Flipkart and the Executive Revolving Door

T
he contrast could not have been more striking, or poignant.
2017 began on a sombre note for Flipkart, when it announced on the 9th of Jan that Kalyan Krishnamurthy had been named CEO, and its current CEO Binny Bansal would become group CEO. It was the Indian e-commerce startup's third CEO in less than one year.
Three days later, on the 12th, Amazon let it be known via a press release that it intended "to grow its full-time U.S.-based workforce from 180,000 in 2016 to over 280,000 by mid-2018." To let that sink in, Amazon, already a company with a 180,000 employees in the US, would add another hundred-thousand full-time employees in eighteen months. Media was all over the news.
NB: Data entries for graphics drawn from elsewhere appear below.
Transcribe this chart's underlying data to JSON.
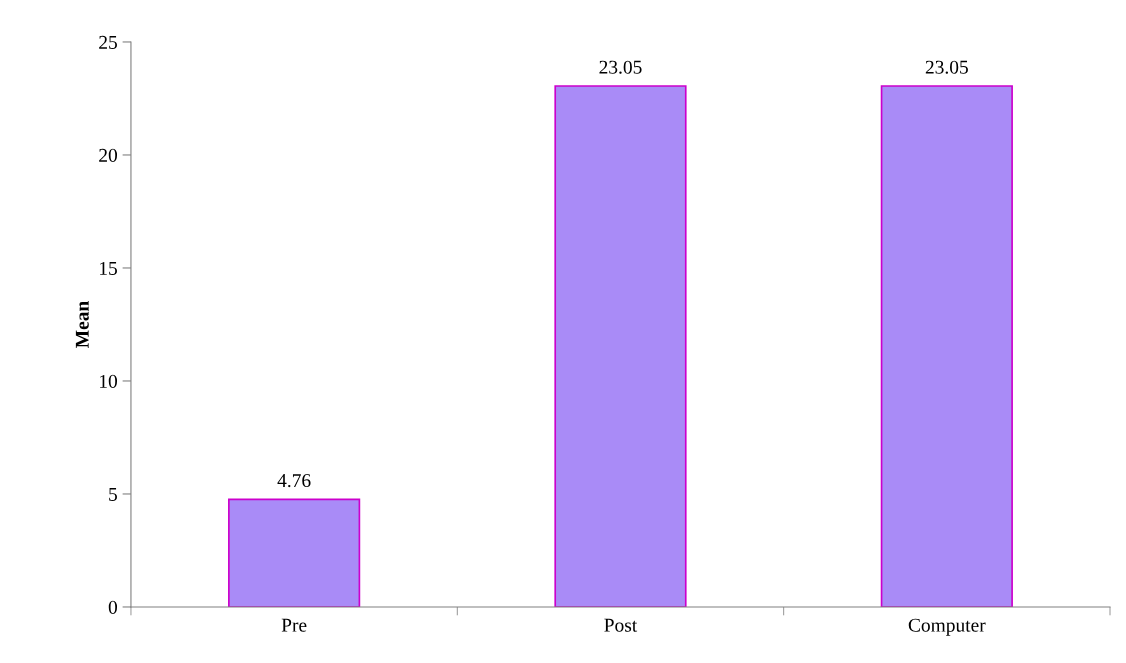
{
  "chart_data": {
    "type": "bar",
    "ylabel": "Mean",
    "categories": [
      "Pre",
      "Post",
      "Computer"
    ],
    "values": [
      4.76,
      23.05,
      23.05
    ],
    "color": "#a98bf7",
    "ylim": [
      0,
      25
    ],
    "yticks": [
      0,
      5,
      10,
      15,
      20,
      25
    ],
    "data_labels": true,
    "grid": false,
    "legend": false
  }
}
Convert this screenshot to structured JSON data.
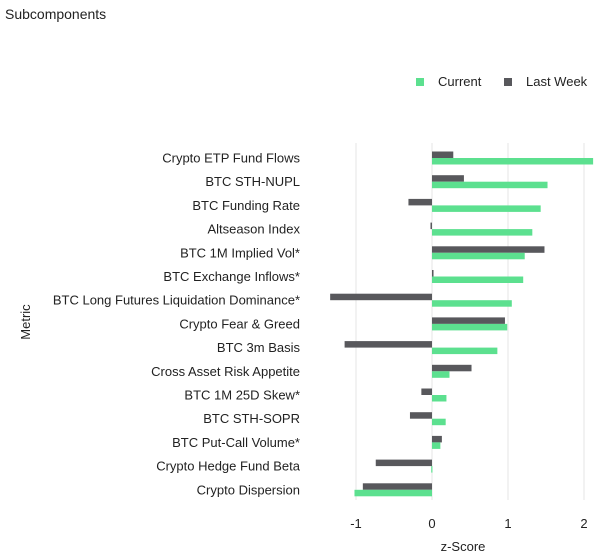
{
  "header": {
    "title": "Subcomponents"
  },
  "colors": {
    "current": "#5ce08f",
    "last_week": "#58585c",
    "grid": "#e4e4e4"
  },
  "chart_data": {
    "type": "bar",
    "orientation": "horizontal",
    "title": "Subcomponents",
    "xlabel": "z-Score",
    "ylabel": "Metric",
    "xlim": [
      -1.45,
      2.2
    ],
    "xticks": [
      -1,
      0,
      1,
      2
    ],
    "grid": "vertical",
    "legend_position": "top-right",
    "categories": [
      "Crypto ETP Fund Flows",
      "BTC STH-NUPL",
      "BTC Funding Rate",
      "Altseason Index",
      "BTC 1M Implied Vol*",
      "BTC Exchange Inflows*",
      "BTC Long Futures Liquidation Dominance*",
      "Crypto Fear & Greed",
      "BTC 3m Basis",
      "Cross Asset Risk Appetite",
      "BTC 1M 25D Skew*",
      "BTC STH-SOPR",
      "BTC Put-Call Volume*",
      "Crypto Hedge Fund Beta",
      "Crypto Dispersion"
    ],
    "series": [
      {
        "name": "Current",
        "values": [
          2.12,
          1.52,
          1.43,
          1.32,
          1.22,
          1.2,
          1.05,
          0.99,
          0.86,
          0.23,
          0.19,
          0.18,
          0.11,
          -0.01,
          -1.02
        ]
      },
      {
        "name": "Last Week",
        "values": [
          0.28,
          0.42,
          -0.31,
          -0.02,
          1.48,
          0.02,
          -1.34,
          0.96,
          -1.15,
          0.52,
          -0.14,
          -0.29,
          0.13,
          -0.74,
          -0.91
        ]
      }
    ]
  }
}
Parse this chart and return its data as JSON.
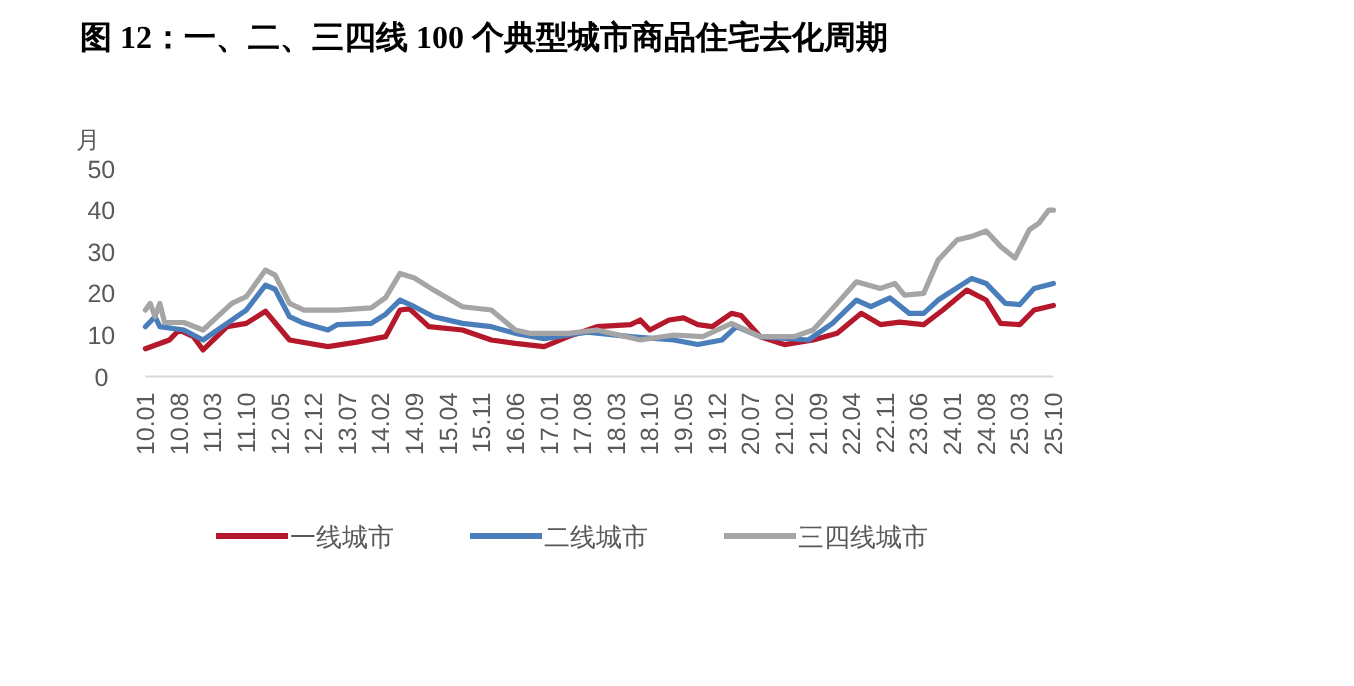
{
  "chart_data": {
    "type": "line",
    "title": "图 12：一、二、三四线 100 个典型城市商品住宅去化周期",
    "ylabel": "月",
    "xlim": [
      "2010-01",
      "2025-10"
    ],
    "ylim": [
      0,
      50
    ],
    "yticks": [
      0,
      10,
      20,
      30,
      40,
      50
    ],
    "xticks": [
      {
        "value": "2010-01",
        "label": "10.01"
      },
      {
        "value": "2010-08",
        "label": "10.08"
      },
      {
        "value": "2011-03",
        "label": "11.03"
      },
      {
        "value": "2011-10",
        "label": "11.10"
      },
      {
        "value": "2012-05",
        "label": "12.05"
      },
      {
        "value": "2012-12",
        "label": "12.12"
      },
      {
        "value": "2013-07",
        "label": "13.07"
      },
      {
        "value": "2014-02",
        "label": "14.02"
      },
      {
        "value": "2014-09",
        "label": "14.09"
      },
      {
        "value": "2015-04",
        "label": "15.04"
      },
      {
        "value": "2015-11",
        "label": "15.11"
      },
      {
        "value": "2016-06",
        "label": "16.06"
      },
      {
        "value": "2017-01",
        "label": "17.01"
      },
      {
        "value": "2017-08",
        "label": "17.08"
      },
      {
        "value": "2018-03",
        "label": "18.03"
      },
      {
        "value": "2018-10",
        "label": "18.10"
      },
      {
        "value": "2019-05",
        "label": "19.05"
      },
      {
        "value": "2019-12",
        "label": "19.12"
      },
      {
        "value": "2020-07",
        "label": "20.07"
      },
      {
        "value": "2021-02",
        "label": "21.02"
      },
      {
        "value": "2021-09",
        "label": "21.09"
      },
      {
        "value": "2022-04",
        "label": "22.04"
      },
      {
        "value": "2022-11",
        "label": "22.11"
      },
      {
        "value": "2023-06",
        "label": "23.06"
      },
      {
        "value": "2024-01",
        "label": "24.01"
      },
      {
        "value": "2024-08",
        "label": "24.08"
      },
      {
        "value": "2025-03",
        "label": "25.03"
      },
      {
        "value": "2025-10",
        "label": "25.10"
      }
    ],
    "grid": false,
    "legend": "bottom",
    "marker": "none",
    "line_style": "solid",
    "series": [
      {
        "name": "一线城市",
        "color": "#b5182b",
        "x": [
          "2010-01",
          "2010-06",
          "2010-08",
          "2010-11",
          "2011-01",
          "2011-06",
          "2011-10",
          "2012-02",
          "2012-07",
          "2013-03",
          "2013-09",
          "2014-03",
          "2014-06",
          "2014-08",
          "2014-12",
          "2015-07",
          "2016-01",
          "2016-06",
          "2016-12",
          "2017-05",
          "2017-11",
          "2018-06",
          "2018-08",
          "2018-10",
          "2019-02",
          "2019-05",
          "2019-08",
          "2019-11",
          "2020-03",
          "2020-05",
          "2020-09",
          "2021-02",
          "2021-08",
          "2022-01",
          "2022-06",
          "2022-10",
          "2023-02",
          "2023-07",
          "2023-11",
          "2024-04",
          "2024-08",
          "2024-11",
          "2025-03",
          "2025-06",
          "2025-10"
        ],
        "values": [
          6.7,
          8.8,
          11.2,
          9.6,
          6.4,
          12,
          12.8,
          15.7,
          8.8,
          7.2,
          8.3,
          9.6,
          16,
          16.3,
          12,
          11.2,
          8.8,
          8,
          7.2,
          9.6,
          12,
          12.5,
          13.6,
          11.2,
          13.6,
          14.1,
          12.5,
          12,
          15.2,
          14.7,
          9.6,
          7.7,
          8.8,
          10.4,
          15.2,
          12.5,
          13.1,
          12.5,
          16,
          20.8,
          18.4,
          12.8,
          12.5,
          16,
          17.1
        ]
      },
      {
        "name": "二线城市",
        "color": "#4a7ebb",
        "x": [
          "2010-01",
          "2010-03",
          "2010-04",
          "2010-09",
          "2011-01",
          "2011-06",
          "2011-10",
          "2012-02",
          "2012-04",
          "2012-07",
          "2012-10",
          "2013-03",
          "2013-05",
          "2013-12",
          "2014-03",
          "2014-06",
          "2014-09",
          "2015-01",
          "2015-07",
          "2016-01",
          "2016-06",
          "2016-12",
          "2017-09",
          "2018-06",
          "2019-03",
          "2019-08",
          "2020-01",
          "2020-04",
          "2020-09",
          "2021-07",
          "2021-12",
          "2022-05",
          "2022-08",
          "2022-12",
          "2023-04",
          "2023-07",
          "2023-10",
          "2024-05",
          "2024-08",
          "2024-12",
          "2025-03",
          "2025-06",
          "2025-10"
        ],
        "values": [
          12,
          14.4,
          12,
          11.2,
          8.8,
          12.8,
          16,
          22,
          21,
          14.4,
          12.8,
          11.2,
          12.5,
          12.8,
          15,
          18.4,
          16.8,
          14.4,
          12.8,
          12,
          10.4,
          9.1,
          10.7,
          9.6,
          8.8,
          7.7,
          8.8,
          12,
          9.6,
          8.8,
          12.8,
          18.4,
          16.8,
          18.9,
          15.2,
          15.2,
          18.4,
          23.6,
          22.4,
          17.6,
          17.3,
          21.2,
          22.4
        ]
      },
      {
        "name": "三四线城市",
        "color": "#a5a5a5",
        "x": [
          "2010-01",
          "2010-02",
          "2010-03",
          "2010-04",
          "2010-05",
          "2010-09",
          "2011-01",
          "2011-04",
          "2011-07",
          "2011-10",
          "2012-02",
          "2012-04",
          "2012-07",
          "2012-10",
          "2013-05",
          "2013-12",
          "2014-03",
          "2014-06",
          "2014-09",
          "2015-01",
          "2015-07",
          "2016-01",
          "2016-06",
          "2016-09",
          "2017-05",
          "2017-11",
          "2018-08",
          "2019-03",
          "2019-09",
          "2020-03",
          "2020-09",
          "2021-04",
          "2021-08",
          "2022-01",
          "2022-05",
          "2022-10",
          "2023-01",
          "2023-03",
          "2023-07",
          "2023-10",
          "2024-02",
          "2024-05",
          "2024-08",
          "2024-11",
          "2025-02",
          "2025-05",
          "2025-07",
          "2025-09",
          "2025-10"
        ],
        "values": [
          16,
          17.6,
          14.4,
          17.6,
          13,
          13,
          11.2,
          14.4,
          17.6,
          19.2,
          25.6,
          24.4,
          17.6,
          16,
          16,
          16.5,
          19,
          24.8,
          23.7,
          20.8,
          16.8,
          16,
          11.2,
          10.4,
          10.4,
          11.2,
          8.8,
          10,
          9.6,
          12.8,
          9.6,
          9.6,
          11.2,
          17.6,
          22.8,
          21.2,
          22.4,
          19.6,
          20,
          28,
          32.9,
          33.7,
          35,
          31.3,
          28.5,
          35.3,
          36.9,
          40,
          40
        ]
      }
    ]
  }
}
The battle for dominance of the Indian e-commerce market continues well into its third year. For all practical purposes this battle began in earnest only after Amazon entered India in 2013, and since then it has transformed into a brutal, no-holds barred, fifteen-round slugfest between Flipkart and Amazon. Yes, there is SnapDeal that is entering its end-game (there are talks of a merger between Paytm's marketplace and SnapDeal and of senior-level exits amidst rumours of a cash-crunch), there is ShopClues that has had to defer its IPO plans, and an e-commerce tragedy by the name of IndiaPlaza that was among the earliest e-commerce entities, which survived the dot-com bust of 2001, and yet folded up in a most ignominious manner. Ever since Amazon entered India in 2013, it notched up one success after another against the Indian behemoth, Flipkart. Flipkart went from strength to strength when it came to valuations even as it reeled from one blow to another in the market. Flipkart's party finally entered its long-expected yet still-painful endgame in 2016. For Amazon the costs have been equally staggering - billions of dollars sunk into its Indian operations, promises of billions more to be spent, break-even years and years away, and almost every last penny of profits from its parent company being shoveled into its Indian outpost.